The Seminole Hotel was a hotel in Winter Park, Florida. The hotel opened on January 1, 1886, and had 250 guest rooms. It was situated on a site bounded by Osceola Avenue and Lake Osceola and sat at the eastern end of New England Avenue. Many people referred to it as the grand resort of Florida. At that time, wagons, carriages and bicycles were the only common modes of local transportation. The hotel operated its own street railway, the Seminole Hotel Horse-Drawn Car which ran from the South Florida Railroad station up New England Avenue, a distance of approximately ⅓ of a mile to the hotel. A slight extension down Chase/Ollie Avenue from the hotel to the Orlando and Winter Park (AKA: The Dinky Line) Railroad station and dock on Lake Virginia was completed after that railroad opened.

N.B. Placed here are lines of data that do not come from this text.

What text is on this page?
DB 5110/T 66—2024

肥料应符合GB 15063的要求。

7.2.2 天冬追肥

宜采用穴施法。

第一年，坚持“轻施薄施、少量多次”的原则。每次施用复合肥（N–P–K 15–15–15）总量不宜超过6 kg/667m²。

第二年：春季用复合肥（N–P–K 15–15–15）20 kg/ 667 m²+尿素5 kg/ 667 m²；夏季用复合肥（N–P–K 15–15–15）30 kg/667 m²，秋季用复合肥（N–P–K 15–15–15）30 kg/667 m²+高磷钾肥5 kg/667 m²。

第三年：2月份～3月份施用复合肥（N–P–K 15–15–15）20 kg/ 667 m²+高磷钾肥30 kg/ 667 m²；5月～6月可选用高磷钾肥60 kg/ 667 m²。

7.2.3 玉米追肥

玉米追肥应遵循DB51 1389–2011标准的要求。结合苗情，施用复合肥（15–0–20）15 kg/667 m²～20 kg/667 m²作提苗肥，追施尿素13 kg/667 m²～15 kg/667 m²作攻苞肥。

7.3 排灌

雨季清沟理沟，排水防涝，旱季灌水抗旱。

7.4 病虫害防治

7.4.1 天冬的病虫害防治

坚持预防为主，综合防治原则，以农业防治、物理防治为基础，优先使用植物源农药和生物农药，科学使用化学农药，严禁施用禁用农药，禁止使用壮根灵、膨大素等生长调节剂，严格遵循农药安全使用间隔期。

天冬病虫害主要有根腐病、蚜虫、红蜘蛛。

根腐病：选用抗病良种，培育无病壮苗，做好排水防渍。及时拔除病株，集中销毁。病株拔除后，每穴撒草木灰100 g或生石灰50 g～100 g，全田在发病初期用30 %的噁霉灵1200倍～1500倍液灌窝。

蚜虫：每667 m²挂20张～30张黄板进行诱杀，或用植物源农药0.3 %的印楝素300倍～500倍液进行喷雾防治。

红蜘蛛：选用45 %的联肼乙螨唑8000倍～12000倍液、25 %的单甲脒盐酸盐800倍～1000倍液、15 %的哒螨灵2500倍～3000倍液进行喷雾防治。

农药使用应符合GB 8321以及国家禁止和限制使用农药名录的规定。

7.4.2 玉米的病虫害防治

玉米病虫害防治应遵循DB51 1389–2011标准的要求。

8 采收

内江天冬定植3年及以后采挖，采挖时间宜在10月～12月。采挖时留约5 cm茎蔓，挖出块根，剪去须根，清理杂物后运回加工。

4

Riding the horse-drawn streetcar, hotel guests avoided the bumpy, sandy streets surrounded by posh comforts of velvet, brass and polished native and exotic hardwood finishes. Indeed, all of the streetcars manufactured by the John Stephenson Company in New York City, were state-of-the-art and on the cutting edge of urban transportation development. Many of these passengers came to Winter Park in the winter months to escape the snow and frigid temperatures of the North. In its early years, the hotel was able to attract many wealthy northerners using luxuries such as gaslights and steam heating. The hotel featured a 42 x 100 foot beautiful formal dining room, many parlors, suites with open fireplaces, a barbershop, laundry services, and a 567 foot long colonnaded porch. Guests could take the elevator to view the surrounding area from the promenade on the top of the hotel. For the guests entertainment, the hotel provided a bowling alley, a billiard hall, tennis and croquet grounds, and an orchestra for dancing. Other activities including horseback riding, fishing, and sailing on Lake Osceola in sailboats and steam yachts provided by the hotel.

Along with neighboring Rollins College, the hotel and college brought luxury to the edge of the Florida frontier. The college's opening offered many job opportunities around the Orlando area. For African-Americans living on the west side of Winter Park, this was crucial. Many young African-Americans were able to find jobs at the Seminole Hotel and earn decent wages.

On February 24, 1888, President Grover Cleveland visited the Seminole Hotel, along with Colonel Daniel S. Lamont, Secretary William Collins Whitney, several U.S. senators, and prominent citizens from the nation's capital.

The original Seminole Hotel burned to the ground in September, 1902. In 1912, a second, smaller Seminole Hotel was built. The new hotel was located on East Webster Avenue and sat on the northwest banks of Lake Osceola. This hotel was torn down in 1970.

==Job opportunities for the African-American community==

The Seminole offered African-Americans many such service jobs. Women could find work at the hotel as maids or cooks, while African-American men were hired as bellhops or baggage carriers.

Many of the employees of the Seminole Hotel who lived in Winter Park year-round acquired other jobs through their connections at the hotel. The majority of the hotel's business came during the winter months, leaving most employees free to seek other jobs during the summer months. Through their association with affluent white hotel guests, local African-Americans procured off-season jobs maintaining gardens and orange crops for the wealthy people who returned north for the summer, leaving their Florida properties in need of maintenance. This was highly beneficial for the African-American families in Winter Park, because with the right connections this guaranteed work all year round.